Howard Bashman, the tireless proprietor of the How Appealing blog, has long been our favorite legal blogger. He has just gone up in our esteem to become one of our favorite journalists as well (which, more and more, is one and the same thing anyway.)
As reported on his blog (which, like Legal Times, is a member of the ALM family), Bashman (pictured) declined earlier this week when the clerk of the U.S.. Court of Appeals for the 2nd Circuit asked him to take down his posting of the court's decision in Higazy v. Templeton, a 9/11-related lawsuit filed by an Egyptian national against an FBI interrogator. Abdallah Higazy was in a hotel near the World Trade Center when it was attacked, and the FBI questioned him after linking him to a radio found in the hotel that could monitor aviation communications -- a radio which, it turned out, did not belong to him. The court itself had posted the decision for several hours earlier in the day, but then took it down after realizing that one part of the decision contained material that had been submitted under seal.

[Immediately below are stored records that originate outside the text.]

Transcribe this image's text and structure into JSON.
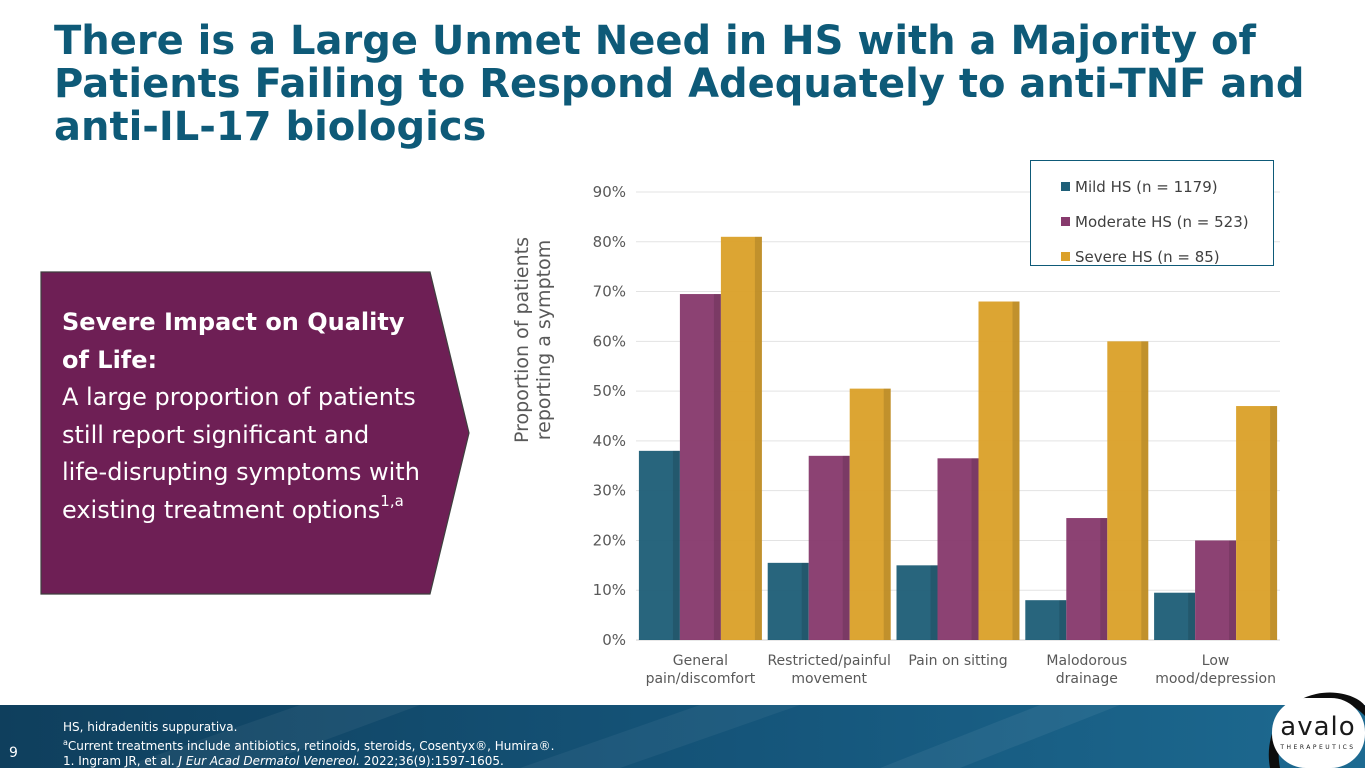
{
  "slide": {
    "title": "There is a Large Unmet Need in HS with a Majority of Patients Failing to Respond Adequately to anti-TNF and anti-IL-17 biologics",
    "page_number": "9"
  },
  "callout": {
    "heading": "Severe Impact on Quality of Life:",
    "body": "A large proportion of patients still report significant and life-disrupting symptoms with existing treatment options",
    "body_superscript": "1,a",
    "background_color": "#6e1f55"
  },
  "footnotes": {
    "abbreviation": "HS, hidradenitis suppurativa.",
    "note_marker": "a",
    "note": "Current treatments include antibiotics, retinoids, steroids, Cosentyx®, Humira®.",
    "ref_prefix": "1. Ingram JR, et al. ",
    "ref_journal": "J Eur Acad Dermatol Venereol.",
    "ref_suffix": " 2022;36(9):1597-1605."
  },
  "logo": {
    "wordmark": "avalo",
    "subtext": "THERAPEUTICS"
  },
  "chart_data": {
    "type": "bar",
    "title": "",
    "xlabel": "",
    "ylabel": "Proportion of patients reporting a symptom",
    "categories": [
      "General pain/discomfort",
      "Restricted/painful movement",
      "Pain on sitting",
      "Malodorous drainage",
      "Low mood/depression"
    ],
    "series": [
      {
        "name": "Mild HS (n = 1179)",
        "color": "#1f5f78",
        "values": [
          38,
          15.5,
          15,
          8,
          9.5
        ]
      },
      {
        "name": "Moderate HS (n = 523)",
        "color": "#873a6d",
        "values": [
          69.5,
          37,
          36.5,
          24.5,
          20
        ]
      },
      {
        "name": "Severe HS (n = 85)",
        "color": "#dba12b",
        "values": [
          81,
          50.5,
          68,
          60,
          47
        ]
      }
    ],
    "ylim": [
      0,
      90
    ],
    "yticks": [
      0,
      10,
      20,
      30,
      40,
      50,
      60,
      70,
      80,
      90
    ],
    "tick_format": "percent",
    "grid": true,
    "legend_position": "top-right"
  }
}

Bashman, whose day job entails operating an appellate boutique in Willow Grove, Pennsylvania, had been out of the office when the decision was posted and withdrawn. But he put out a call to readers asking if anyone had saved the decision before it was yanked. One sent it along and he posted it, prompting the clerk's unusual request -- and his refusal.
In a statement to the ABA Journal, another favorite site, Bashman reasoned that hundreds or thousands of people had already read the original opinion, so whatever damage the unredacted material might cause had already been done. And in words that stirred our heart, Bashman then took the classic stance of journalists in opposition to government secrecy: "In my role as a member of the news media, I determined that it would be inappropriate to take down my posting of the decision based on a general claim that the opinion, issued earlier in the day to the public over the internet, referred to information contained in an appendix whose contents remained under seal."
Footnote: Based on a comparison of Bashman's original posting of the opinion and the redacted version that the 2nd Circuit posted today, the Court acted to keep from view details of the FBI interrogation, in which agents allegedly threatened to turn Higazy's family in Egypt over to Egypt's security service, which could use torture and "give his family hell."